The judge found the plaintiffs did not meet their burden of proof. He discredited the plaintiff’s expert, who failed to offer any direct evidence of knowing wrongdoing by CPI. First, the expert did not disclose that he was not logged into the CPI servers where the archived e-mails were stored during his forensic analysis; therefore, he would not have been able to access the archived messages. The plaintiffs also could not contradict an activity log that showed that the CPI IT team had not remotely accessed the veterinarian’s computer since well before the veterinarian announced he was having difficulty finding the archived e-mails. Therefore, he found CPI’s explanation for the missing e-mail—that the veterinarian had mistakenly “‘dragged and dropped’” the messages into the wrong folder—more persuasive than the plaintiffs’ theory.
Further, the court took issue with the plaintiffs’ failure to inform the court of the spoliation despite multiple discovery conferences, other motions, and e-mail communications with the court and their failure to file a motion to compel before submitting the motion for sanctions. He also agreed that CPI had no duty to help the plaintiffs respond to its discovery requests, particularly because CPI was “not responsible for deleting or making unavailable” the missing e-mails. Even so, CPI did make a “good-faith effort” to find the archived messages.
Finally, the court disagreed with the plaintiffs’ view of CPI’s “litigation hold.” The plaintiffs suggested that CPI’s legal hold was “‘worse than spoliation’ because unlike evidence unlawfully destroyed by a party, evidence placed in a litigation hold is still available to the party implementing the litigation hold.” Citing the parties’ duty to preserve, the court noted that the legal hold was a computer program designed to store copies of e-mails on the server after users deleted them from their mailbox. The plaintiffs offered “nothing but conjecture to show that the litigation hold’s purpose was to withhold relevant evidence from Plaintiffs.”

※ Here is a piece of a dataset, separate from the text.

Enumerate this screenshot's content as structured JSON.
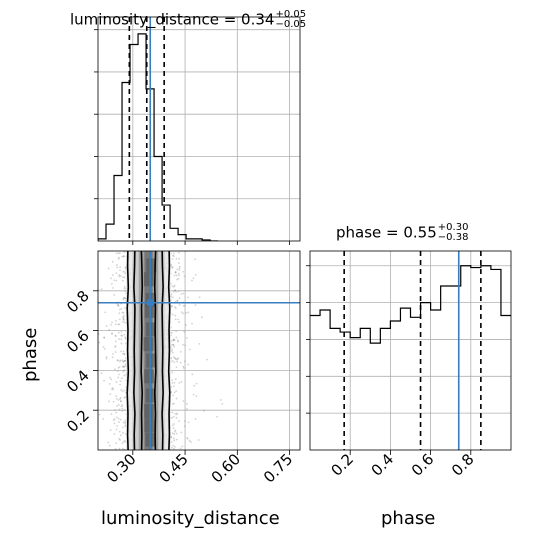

It is not clear why the plaintiffs argued that the legal hold was a measure to restrict their access to data. Their misapprehension of the seriousness of the preservation duty and the purpose of the legal hold underscored the lax approach they took to their spoliation argument, including their failures to raise the issue of the missing evidence with the court for nine months, to file a motion to compel before seeking sanctions, or to fully investigate the facts.